Mio padre era fiero. Era fiero che il miglior agente del
Mossad fosse un David. Fiero che il miglior agente del Mossad fosse sangue del
suo sangue.
Mio padre era fiero dell’agente David. Non di Ziva, non di
sua figlia. Era fiero del mio grado, delle mie abilità, ma non di me.
Prendo fiato e mi immergo completamente per qualche secondo.
Riemergo e riprendo a pensare.
Qui sono tutto ciò che non sono mai stata. Qui sono ‘l’agente
David’ soltanto sui documenti. Chi mi incontra al Dipartimento mi chiama con il
mio nome, mi vede, si accorge di me.
Qui non mi considerano soltanto una macchina per uccidere, non sono uno stupido
numero di matricola.
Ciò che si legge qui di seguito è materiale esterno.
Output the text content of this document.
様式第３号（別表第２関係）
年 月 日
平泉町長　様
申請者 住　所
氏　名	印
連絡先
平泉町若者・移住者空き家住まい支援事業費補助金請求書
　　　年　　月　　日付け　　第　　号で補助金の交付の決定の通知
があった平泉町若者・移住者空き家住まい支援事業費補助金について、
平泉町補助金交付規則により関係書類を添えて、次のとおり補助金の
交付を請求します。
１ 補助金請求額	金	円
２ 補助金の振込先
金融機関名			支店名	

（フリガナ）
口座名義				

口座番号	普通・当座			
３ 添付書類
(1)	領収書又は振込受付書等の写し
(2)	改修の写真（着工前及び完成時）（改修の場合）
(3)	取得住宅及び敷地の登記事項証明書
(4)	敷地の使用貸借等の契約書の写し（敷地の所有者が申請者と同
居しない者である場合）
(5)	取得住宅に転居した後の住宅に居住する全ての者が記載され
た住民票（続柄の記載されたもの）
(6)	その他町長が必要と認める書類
Non vorrei esagerare, ma mi sembra che qui… mi vogliano
bene.
Qui posso ridere e scherzare con i miei colleghi senza
essere accusata di essere una lavativa e una vergogna per la divisa che porto.
Qui posso avere degli amici.
Qui potrei addirittura innamorarmi.
Sorrido, pensando che questo è già successo.
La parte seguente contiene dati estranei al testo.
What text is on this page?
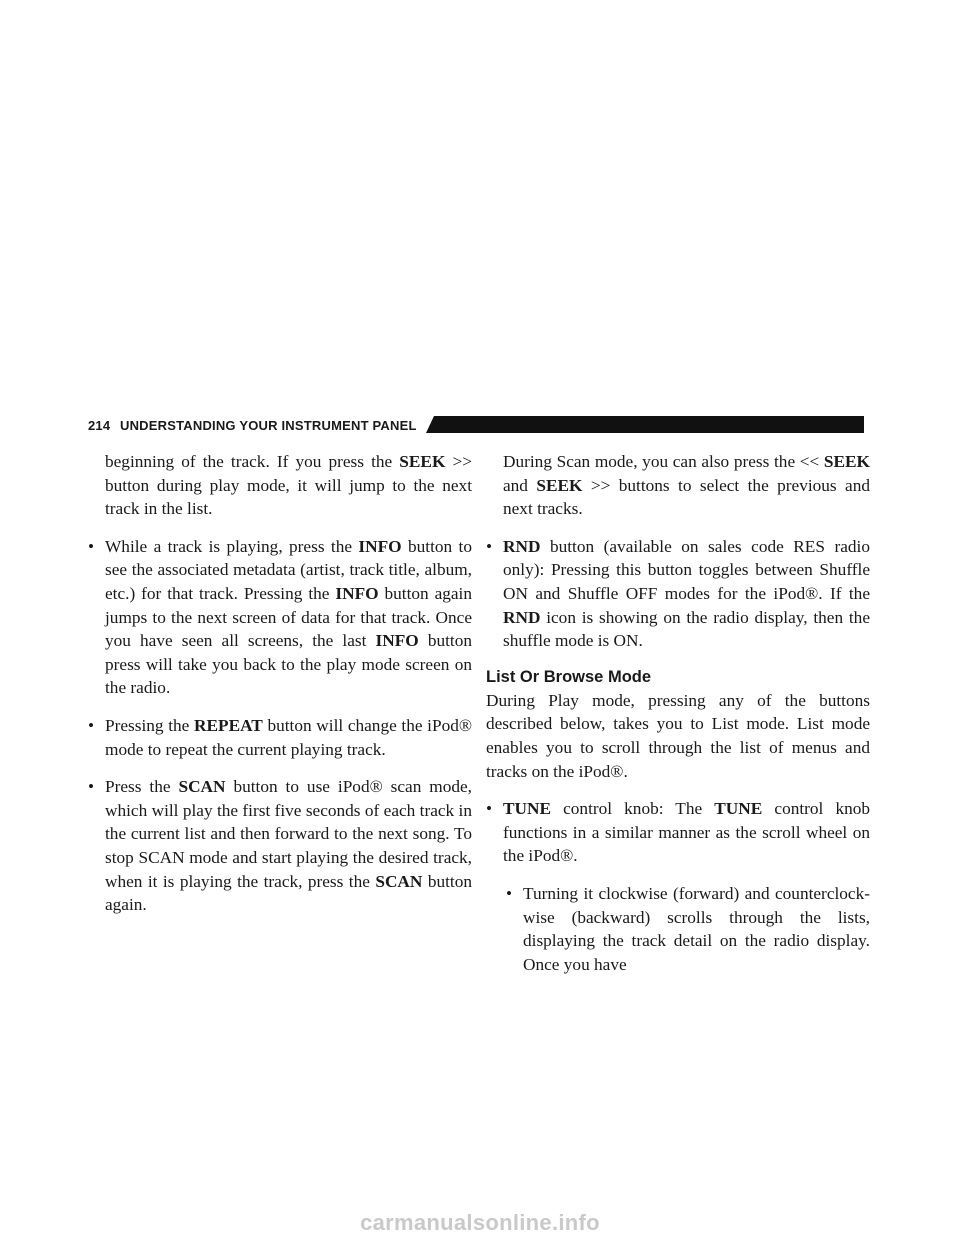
214 UNDERSTANDING YOUR INSTRUMENT PANEL

beginning of the track. If you press the SEEK >> button during play mode, it will jump to the next track in the list.

• While a track is playing, press the INFO button to see the associated metadata (artist, track title, album, etc.) for that track. Pressing the INFO button again jumps to the next screen of data for that track. Once you have seen all screens, the last INFO button press will take you back to the play mode screen on the radio.
• Pressing the REPEAT button will change the iPod® mode to repeat the current playing track.
• Press the SCAN button to use iPod® scan mode, which will play the first five seconds of each track in the current list and then forward to the next song. To stop SCAN mode and start playing the desired track, when it is playing the track, press the SCAN button again.

During Scan mode, you can also press the << SEEK and SEEK >> buttons to select the previous and next tracks.

• RND button (available on sales code RES radio only): Pressing this button toggles between Shuffle ON and Shuffle OFF modes for the iPod®. If the RND icon is showing on the radio display, then the shuffle mode is ON.
List Or Browse Mode

During Play mode, pressing any of the buttons described below, takes you to List mode. List mode enables you to scroll through the list of menus and tracks on the iPod®.

• TUNE control knob: The TUNE control knob functions in a similar manner as the scroll wheel on the iPod®.
• Turning it clockwise (forward) and counterclock-wise (backward) scrolls through the lists, displaying the track detail on the radio display. Once you have
carmanualsonline.info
Amo qualcuno, anche se mi sento così stupida… lui nemmeno lo
sa. Ma cambierebbe le cose? No, non credo.
Non ho voglia di uscire, anche se l’acqua è ormai fredda.
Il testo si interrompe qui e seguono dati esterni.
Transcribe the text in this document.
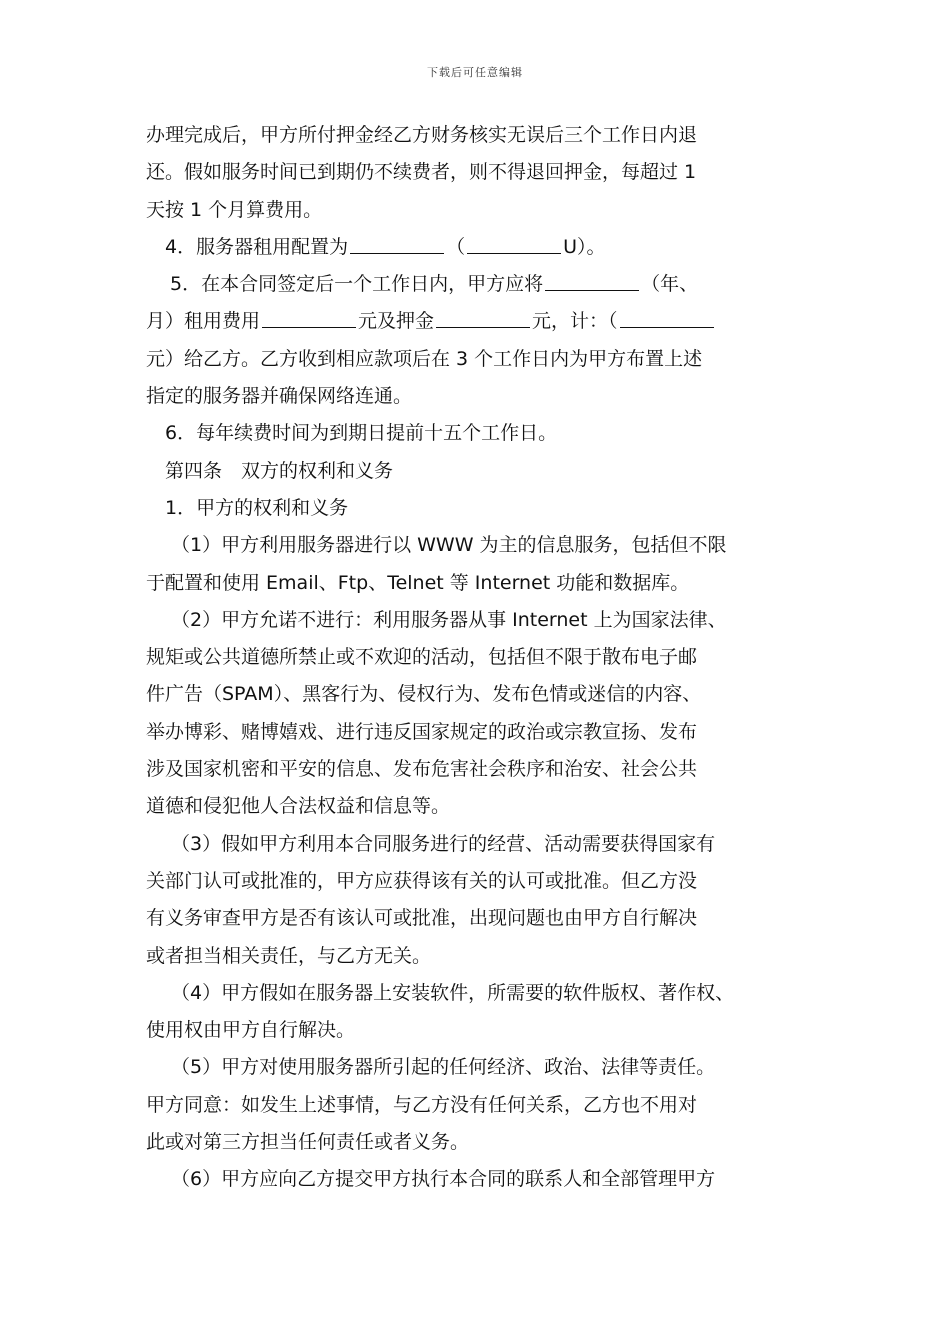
下载后可任意编辑
办理完成后，甲方所付押金经乙方财务核实无误后三个工作日内退
还。假如服务时间已到期仍不续费者，则不得退回押金，每超过 1
天按 1 个月算费用。
4．服务器租用配置为	（	U）。
5．在本合同签定后一个工作日内，甲方应将	（年、
月）租用费用	元及押金	元，计：（
元）给乙方。乙方收到相应款项后在 3 个工作日内为甲方布置上述
指定的服务器并确保网络连通。
6．每年续费时间为到期日提前十五个工作日。
第四条　双方的权利和义务
1．甲方的权利和义务
（1）甲方利用服务器进行以 WWW 为主的信息服务，包括但不限
于配置和使用 Email、Ftp、Telnet 等 Internet 功能和数据库。
（2）甲方允诺不进行：利用服务器从事 Internet 上为国家法律、
规矩或公共道德所禁止或不欢迎的活动，包括但不限于散布电子邮
件广告（SPAM）、黑客行为、侵权行为、发布色情或迷信的内容、
举办博彩、赌博嬉戏、进行违反国家规定的政治或宗教宣扬、发布
涉及国家机密和平安的信息、发布危害社会秩序和治安、社会公共
道德和侵犯他人合法权益和信息等。
（3）假如甲方利用本合同服务进行的经营、活动需要获得国家有
关部门认可或批准的，甲方应获得该有关的认可或批准。但乙方没
有义务审查甲方是否有该认可或批准，出现问题也由甲方自行解决
或者担当相关责任，与乙方无关。
（4）甲方假如在服务器上安装软件，所需要的软件版权、著作权、
使用权由甲方自行解决。
（5）甲方对使用服务器所引起的任何经济、政治、法律等责任。
甲方同意：如发生上述事情，与乙方没有任何关系，乙方也不用对
此或对第三方担当任何责任或者义务。
（6）甲方应向乙方提交甲方执行本合同的联系人和全部管理甲方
Mi trascino in camera, avvolta in un asciugamano enorme, e
improvvisamente capisco perché preferisco fare la doccia. Preferisco la doccia
perché è veloce, non mi lascia il tempo di fermarmi a pensare a cose stupide
come l’amore.
Mi rivesto e ordino una pizza. Alla fine cedo alla fame.
Mentre aspetto il fattorino mi asciugo i capelli.
Mangio seduta per terra, davanti alla tv, immaginando a come
sarebbe averti vicino a me.
Vado a dormire, e per la prima volta, dimentico di tenere
vicino la pistola.
Come ogni mattina, rieccomi al lavoro. Sei seduto alla tua
scrivania, a bere litri di caffè per svegliarti. Il mio stomaco si annoda in un
punto imprecisato, al pensiero che quasi certamente è stata una donna a farti
fare tardi, ieri sera. Mi sento quasi arrossire al pensiero che vorrei essere
io quella donna, almeno per una volta. Perché è questo, che sono, Tony: sono
una donna. Guardami come guardi le altre, per favore. Fammi sentire che mi
vuoi.
“DiNozzo, hai di nuovo fatto tardi ieri sera?” ti chiedo
sorridendo.
“Già” ti limiti a rispondere, con un mezzo sorriso stampato
in volto.
Adoro i tuoi mezzi sorrisi, quasi più di quando sorridi per
intero. Amo i tuoi mezzi sorrisi. Amo te.